The local relationship, Shepler said, is one that he prizes, and he is glad to make a financial contribution to the region by keeping the work local.

“We’re proud as punch that we’re going to do this in Michigan, and that Tom Moran’s going to do it,” Shepler said.

Other vessels have come from Wisconsin, the Atlantic seaboard, or the Gulf Coast, shipped up the Mississippi River to reach the northern coast of Michigan.

Moran Iron Works’ decades-long relationship with Shepler’s, much of it spent repairing and providing modifications for the company’s ferries to Mackinac Island, will grow even stronger with the latest build, Moran said, and will bolster Northeast Michigan’s economy.

“Anything that Tom does keeps jobs and keeps us secure. He does such a great job of keeping business rolling,” affirmed Kamron Oberlin, president of the Onway Community Chamber of Commerce, who knows many of the Onaway locals who are employed at Moran Iron Works.

Though Oberlin at first wondered if the ferry-building business would be a stretch for the company, after Moran’s successful relationship with Shepler’s, it “seems like it’s a good industry for him to jump into, and it’s exciting to see where it’s going to go.”

The ferry, the second that Moran has built for Shepler, will be constructed over the summer. Passersby may catch a glimpse of the boat’s progress when the facility’s giant folding doors are open during the warm summer months.

The new, 210-passenger ferry will sport a four-engine jet drive propulsion system made for high-speed ferries in place of the traditional propeller, sending the boat smoothly through the water at a top speed of 34 miles per hour.

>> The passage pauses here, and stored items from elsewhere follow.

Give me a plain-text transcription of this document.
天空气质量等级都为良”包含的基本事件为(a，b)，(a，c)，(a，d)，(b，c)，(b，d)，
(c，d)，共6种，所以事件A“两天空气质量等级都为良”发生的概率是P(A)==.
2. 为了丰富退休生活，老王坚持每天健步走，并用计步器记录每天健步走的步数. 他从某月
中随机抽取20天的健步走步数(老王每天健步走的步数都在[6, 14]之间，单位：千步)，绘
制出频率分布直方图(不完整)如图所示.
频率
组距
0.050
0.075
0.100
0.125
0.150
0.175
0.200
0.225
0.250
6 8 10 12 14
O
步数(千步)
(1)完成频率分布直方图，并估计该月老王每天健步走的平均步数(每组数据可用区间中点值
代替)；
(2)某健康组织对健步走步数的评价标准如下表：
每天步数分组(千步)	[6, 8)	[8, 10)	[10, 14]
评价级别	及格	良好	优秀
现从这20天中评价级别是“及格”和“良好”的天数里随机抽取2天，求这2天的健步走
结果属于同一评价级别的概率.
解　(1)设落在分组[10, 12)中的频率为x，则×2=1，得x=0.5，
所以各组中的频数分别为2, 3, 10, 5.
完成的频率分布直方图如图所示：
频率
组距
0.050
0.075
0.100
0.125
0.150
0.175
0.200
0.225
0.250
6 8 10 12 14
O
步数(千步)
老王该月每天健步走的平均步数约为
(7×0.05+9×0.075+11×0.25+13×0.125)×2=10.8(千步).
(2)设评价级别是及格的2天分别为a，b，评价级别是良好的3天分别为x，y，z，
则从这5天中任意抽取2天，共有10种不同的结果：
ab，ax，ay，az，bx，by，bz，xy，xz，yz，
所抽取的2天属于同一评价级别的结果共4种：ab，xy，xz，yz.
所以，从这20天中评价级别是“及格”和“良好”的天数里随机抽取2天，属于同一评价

The jet drives, from a New Zealand company, will be the first of their kind on the Great Lakes.

Touted by Moran as one of the more sophisticated ferries on the Great Lakes, the new vessel will feature climate control in the cabins to allow for greater passenger comfort and less queasiness. There will be plenty of room for luggage and bikes, important for travellers headed to the vehicle-free island.

Unlike shipyards in other parts of the country and world, Tom Moran said, his company will build the ferry in its entirety — transporting it, when finished, along a high-wire transport corridor to Rogers City, where it will put in at the Port of Calcite.

“Let’s get this party started, and we hope to have a new boat for you all on May 1 of 2020,” said Chris Shepler, president of the ferry company, before Bill Shepler pressed a large button to start the cut into the new ferry’s first piece of metal, a cutout plaque bearing the name “Shepler’s.”

Moran Iron Works built a research vessel for the U.S. Fish and Wildlife Service in 2017 and is putting the finishing touches on a kayak-launching vessel as part of a contract with Pictured Rocks National Lakeshore on Lake Superior.

Moran’s first ferry project, in 2015, was Shepler’s $3.8 million, 281-passenger Miss Margy, named after Bill Shepler’s mother, Margaret.